A Study of Urban Area Plan for Pabna Municipality
A Study of Urban Area Plan for Pabna MunicipalityA Study of Urban Area Plan for Pabna Municipality
A Study of Urban Area Plan for Pabna Municipality
 
Integrated Test Rig For HTFE-25 - Neometrix
Integrated Test Rig For HTFE-25 - NeometrixIntegrated Test Rig For HTFE-25 - Neometrix
Integrated Test Rig For HTFE-25 - Neometrix
 
Tamil Call Girls Bhayandar WhatsApp +91-9930687706, Best Service
Tamil Call Girls Bhayandar WhatsApp +91-9930687706, Best ServiceTamil Call Girls Bhayandar WhatsApp +91-9930687706, Best Service
Tamil Call Girls Bhayandar WhatsApp +91-9930687706, Best Service
 

Speech recognition techniques

  • 1. Acoustic Speech Recognition Techniques Audio Signal Recognized Text Sonu Kumar Mishra BE Comp 2015-16
  • 2.  Introduction  Historical Survey  Motivation  General Model of ASR  Feature Extraction  Hidden Markov Model  Existing Systems  Developing ASR Systems  Revolution in ASR
  • 4.  The first speech recognition system (Audrey) was developed at bell laboratories in 1952. It could recognise numbers spoken by one person.  In 1970s Carnegie Mellon came out with HARPY system which could recognise 1011 words with different pronunciation.  In 1980s new systems based on Hidden Markov Model was introduced. HMM was statistical approach and more robust than the earlier technology.
  • 5.  Language is the fundamental mode of communication. Communicating with machines in natural language effectively is a challenge.  We can use ASR systems to control machines, find contents online and contribute to generate contents.  Most of the speech recognition systems and contents (about 80 %) are available for 10 major languages.

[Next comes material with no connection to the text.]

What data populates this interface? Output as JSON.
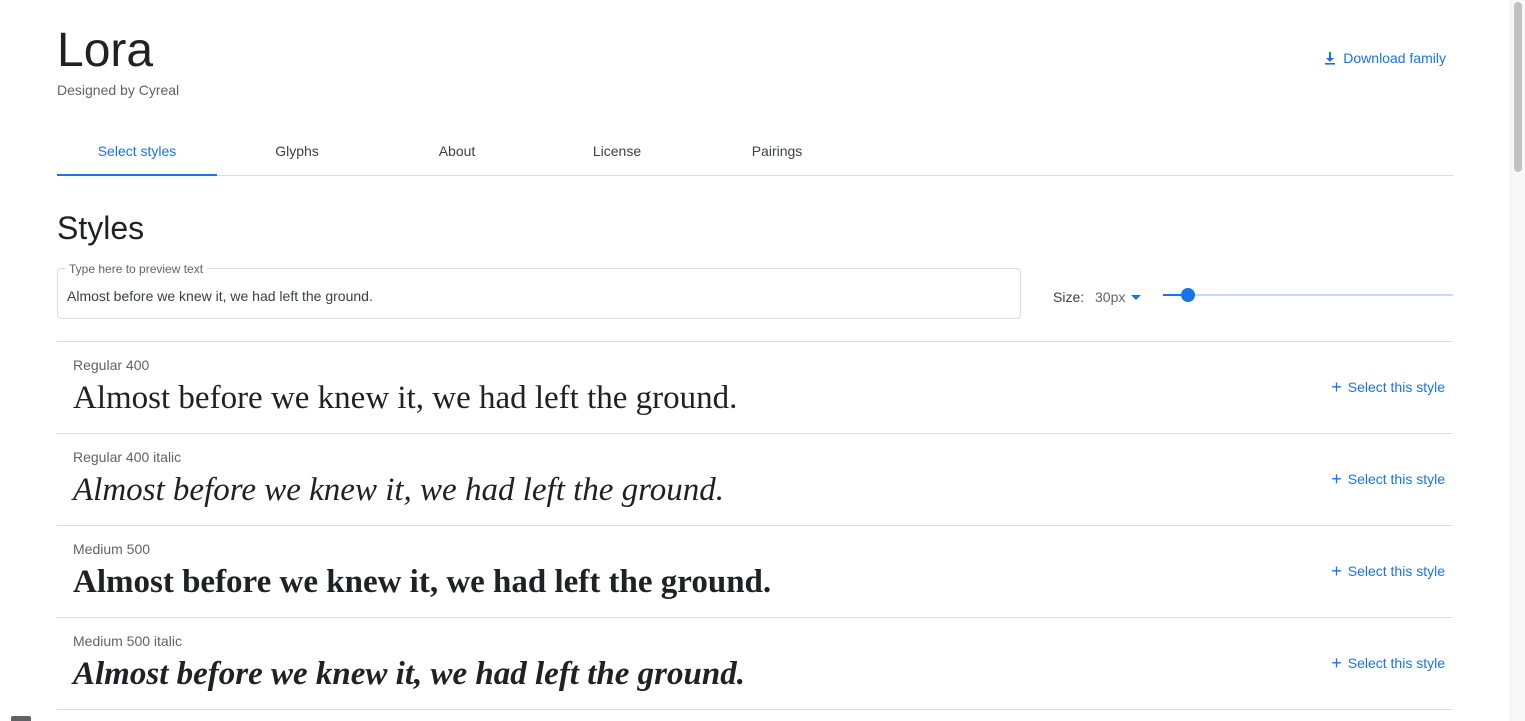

Hence, there is a need to expand the system for local languages.  If we can interact with machines in our own local language then it would be greater achievement for modern era.
  • 6. Speech Input Analog to digital Feature Extraction (Generate speech fingerprint) Compare and Select words Prob Matrices updated Compare and Select Sentence level match Pick most probable word Output Training algorithm Word fingerprint template Sentence fingerprint template HMM
  • 7. “Dividing sound waves, extract phonemes & represent using some parameters” LPCC MFCC RASTA-PLP Low resource, High popularity, Easy implementation, Single speaker, single language, Below 300 words Moderate resource, High popularity, Easy-moderate impl, Multi speaker, Multi- language, Moderate vocabulary High resource, Low popularity, Modrate- hard impl, Multi- speaker, Multi- language, Large vocabulary Power Spectral Analysis (FFT) First Order Derivative (DELTA) Energy Normalization Outdated Techniques DNN Multiple User Multiple Language Large Vocabulary Abundant Resources Phonetic Dictionary (TTS Synthesizer)

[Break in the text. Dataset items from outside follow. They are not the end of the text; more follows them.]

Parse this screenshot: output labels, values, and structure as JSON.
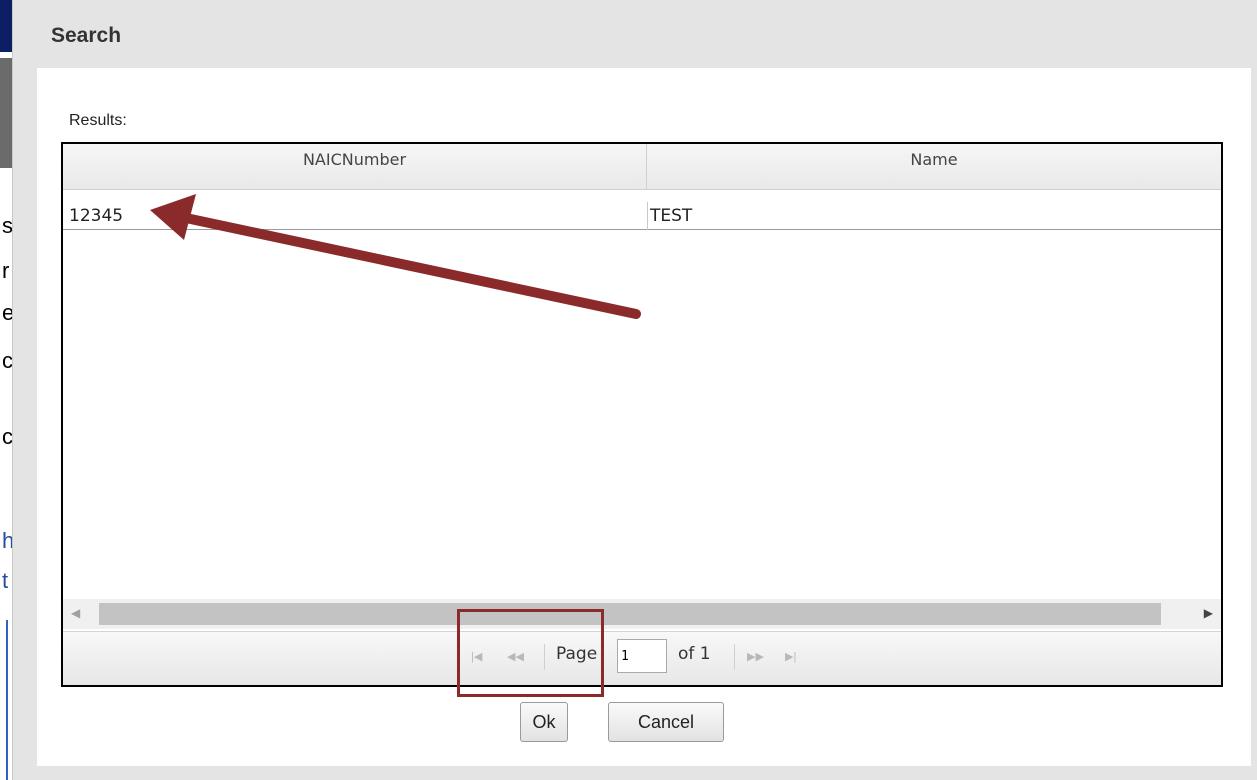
{
  "dialog": {
    "title": "Search",
    "results_label": "Results:"
  },
  "grid": {
    "columns": [
      "NAICNumber",
      "Name"
    ],
    "rows": [
      {
        "naic_number": "12345",
        "name": "TEST"
      }
    ]
  },
  "pager": {
    "page_label": "Page",
    "page_value": "1",
    "of_label": "of 1"
  },
  "buttons": {
    "ok_label": "Ok",
    "cancel_label": "Cancel"
  },
  "background_fragments": [
    "s",
    "r",
    "e",
    "c",
    "c",
    "h",
    "t"
  ],
  "colors": {
    "annotation": "#8b2a2a"
  }
}
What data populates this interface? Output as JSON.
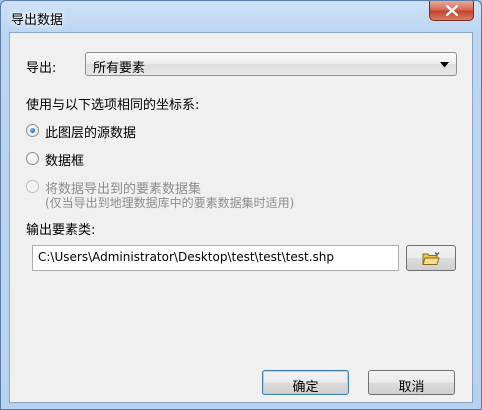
{
  "window": {
    "title": "导出数据"
  },
  "export": {
    "label": "导出:",
    "selected": "所有要素"
  },
  "coord": {
    "heading": "使用与以下选项相同的坐标系:",
    "options": [
      {
        "label": "此图层的源数据",
        "checked": true,
        "enabled": true
      },
      {
        "label": "数据框",
        "checked": false,
        "enabled": true
      },
      {
        "label": "将数据导出到的要素数据集",
        "note": "(仅当导出到地理数据库中的要素数据集时适用)",
        "checked": false,
        "enabled": false
      }
    ]
  },
  "output": {
    "label": "输出要素类:",
    "path": "C:\\Users\\Administrator\\Desktop\\test\\test\\test.shp"
  },
  "buttons": {
    "ok": "确定",
    "cancel": "取消"
  },
  "icons": {
    "close": "close-icon",
    "browse": "open-folder-icon",
    "dropdown": "chevron-down-icon"
  },
  "colors": {
    "close_button": "#c4462e",
    "title_bar": "#bcd6f1",
    "radio_selected": "#1a62b0"
  }
}
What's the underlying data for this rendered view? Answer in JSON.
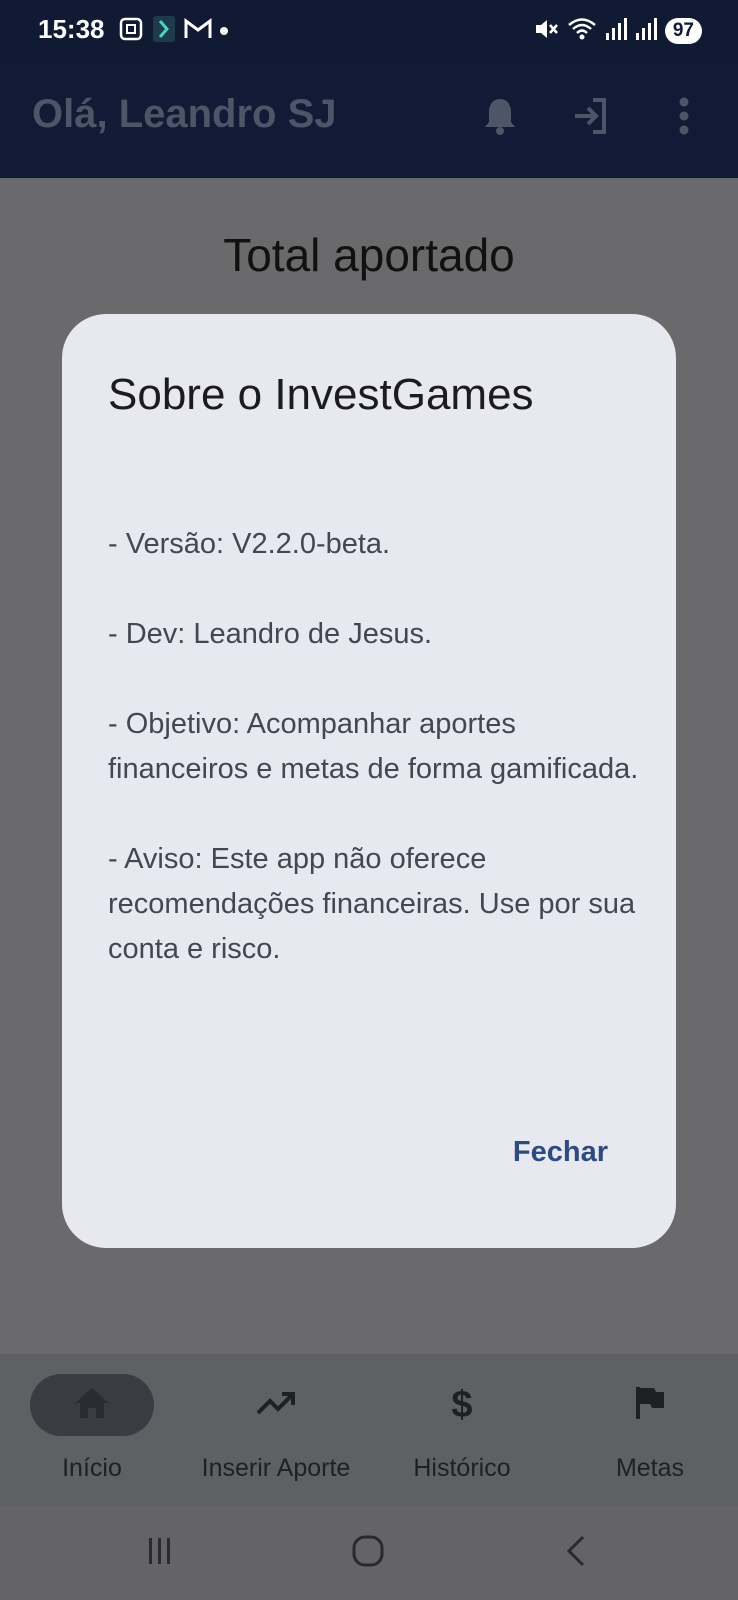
{
  "status_bar": {
    "time": "15:38",
    "battery": "97",
    "icons_left": [
      "screenshot-icon",
      "app-icon",
      "gmail-icon",
      "notification-dot-icon"
    ],
    "icons_right": [
      "mute-icon",
      "wifi-icon",
      "signal-icon",
      "signal-icon",
      "battery-icon"
    ]
  },
  "app_bar": {
    "title": "Olá, Leandro SJ",
    "actions": [
      "notifications-icon",
      "logout-icon",
      "more-vert-icon"
    ]
  },
  "background": {
    "total_title": "Total aportado"
  },
  "dialog": {
    "title": "Sobre o InvestGames",
    "paragraphs": [
      "- Versão: V2.2.0-beta.",
      "- Dev: Leandro de Jesus.",
      "- Objetivo: Acompanhar aportes financeiros e metas de forma gamificada.",
      "- Aviso: Este app não oferece recomendações financeiras. Use por sua conta e risco."
    ],
    "close_label": "Fechar"
  },
  "bottom_nav": {
    "items": [
      {
        "label": "Início",
        "icon": "home-icon",
        "active": true
      },
      {
        "label": "Inserir Aporte",
        "icon": "trending-up-icon",
        "active": false
      },
      {
        "label": "Histórico",
        "icon": "dollar-icon",
        "active": false
      },
      {
        "label": "Metas",
        "icon": "flag-icon",
        "active": false
      }
    ]
  },
  "system_nav": [
    "recents-button",
    "home-button",
    "back-button"
  ],
  "colors": {
    "status_bar_bg": "#101a33",
    "app_bar_bg": "#111b35",
    "scrim": "#6a6a6d",
    "dialog_bg": "#e8e8f1",
    "dialog_button": "#2e4a82"
  }
}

  • 8. Z1 XnX2X1 Z2 Zn Observed Data Hidden or latent data “Markov Chain” Why HMM ?  Simple for sequential and temporal data.  Handle real world applications.  It works on the principle of New State = ʄ (old state, noise) Initial Probability Transition Probability Observed Probability Applications :  Speech Recognition.  Facial Expression Recognition.  Handwriting Recognition.  Bioinformatics : Analyzing biological data.
  • 9.  Large systems like Siri, Google voice and Cortana are based on neural network.  High computing processors.  AI algorithms  Parallel processing.

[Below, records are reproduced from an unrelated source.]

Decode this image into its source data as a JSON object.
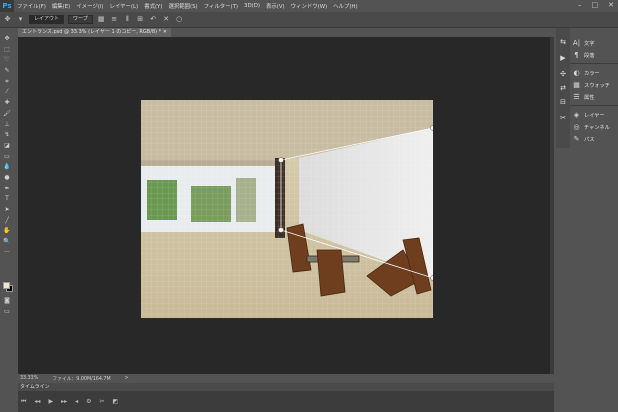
{
  "app": {
    "logo": "Ps"
  },
  "menus": [
    "ファイル(F)",
    "編集(E)",
    "イメージ(I)",
    "レイヤー(L)",
    "書式(Y)",
    "選択範囲(S)",
    "フィルター(T)",
    "3D(D)",
    "表示(V)",
    "ウィンドウ(W)",
    "ヘルプ(H)"
  ],
  "window_controls": {
    "minimize": "–",
    "maximize": "□",
    "close": "✕"
  },
  "options": {
    "layout_label": "レイアウト",
    "warp_label": "ワープ"
  },
  "document": {
    "tab_title": "エントランス.psd @ 33.3% (レイヤー 1 のコピー, RGB/8) *"
  },
  "status": {
    "zoom": "33.33%",
    "file_info": "ファイル：9.00M/164.7M",
    "arrow": ">"
  },
  "timeline": {
    "title": "タイムライン"
  },
  "panels": {
    "character": "文字",
    "paragraph": "段落",
    "color": "カラー",
    "swatches": "スウォッチ",
    "properties": "属性",
    "layers": "レイヤー",
    "channels": "チャンネル",
    "paths": "パス"
  },
  "colors": {
    "accent": "#31a8ff",
    "foreground": "#f1e8c8",
    "background": "#000000"
  }
}
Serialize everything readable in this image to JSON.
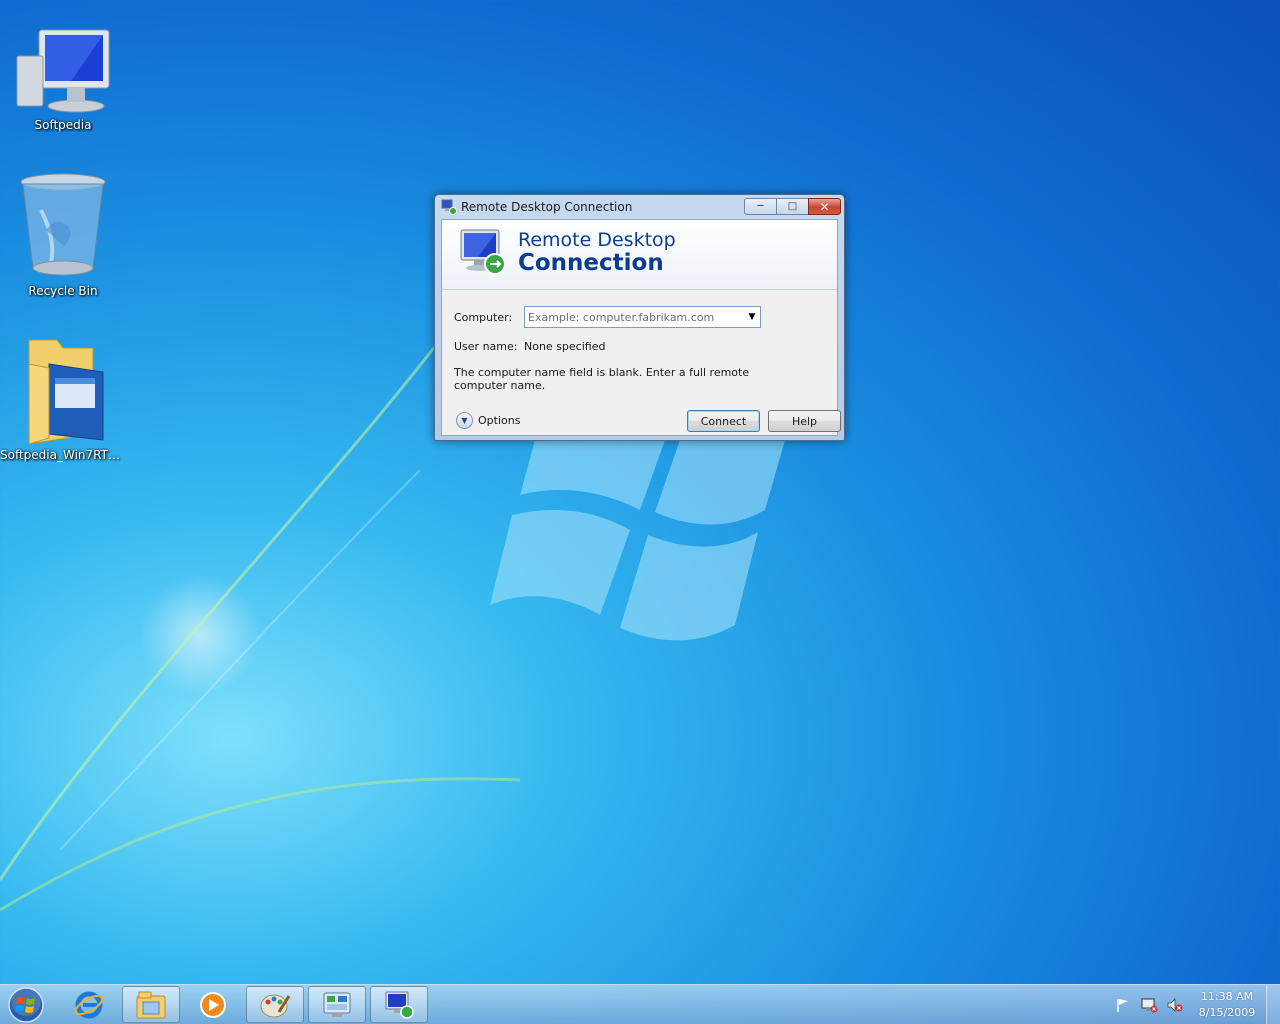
{
  "desktop": {
    "icons": [
      {
        "label": "Softpedia",
        "icon": "computer-icon"
      },
      {
        "label": "Recycle Bin",
        "icon": "recycle-bin-icon"
      },
      {
        "label": "Softpedia_Win7RTMS...",
        "icon": "folder-icon"
      }
    ]
  },
  "dialog": {
    "title": "Remote Desktop Connection",
    "banner_line1": "Remote Desktop",
    "banner_line2": "Connection",
    "computer_label": "Computer:",
    "computer_placeholder": "Example: computer.fabrikam.com",
    "computer_value": "",
    "username_label": "User name:",
    "username_value": "None specified",
    "message": "The computer name field is blank. Enter a full remote computer name.",
    "options_label": "Options",
    "connect_label": "Connect",
    "help_label": "Help",
    "caption_buttons": {
      "minimize": "minimize-icon",
      "maximize": "maximize-icon",
      "close": "close-icon"
    }
  },
  "taskbar": {
    "items": [
      {
        "name": "internet-explorer",
        "icon": "ie-icon",
        "state": "pinned"
      },
      {
        "name": "windows-explorer",
        "icon": "explorer-icon",
        "state": "pinned"
      },
      {
        "name": "media-player",
        "icon": "media-player-icon",
        "state": "pinned"
      },
      {
        "name": "paint",
        "icon": "paint-icon",
        "state": "pinned"
      },
      {
        "name": "control-panel",
        "icon": "control-panel-icon",
        "state": "pinned"
      },
      {
        "name": "remote-desktop",
        "icon": "remote-desktop-icon",
        "state": "running"
      }
    ],
    "tray_icons": [
      "action-center-flag-icon",
      "network-icon",
      "volume-muted-icon"
    ],
    "time": "11:38 AM",
    "date": "8/15/2009"
  },
  "colors": {
    "desktop_accent": "#1a8fe0",
    "banner_text": "#0a3d8f",
    "close_button": "#c8452f"
  }
}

  • 10. Time Money Scientists Computing Power Engineers Using built-in supportIn order to build from scratch Kaldi is a toolkit for speech recognition written in C++ and licensed under the Apache License v2.0. Kaldi is intended for use by speech recognition researchers. An open source toolkit for speech recognition, which includes a recognizer library written in C; an adjustable, modifiable recognizer written in Java. Acoustic model, language model, Input source, Dictionary
  • 11.  Use of ASR systems to interact with the devices used in daily life.  ASR systems working in local languages.  Developing Neural network based ASR systems working in all major languages.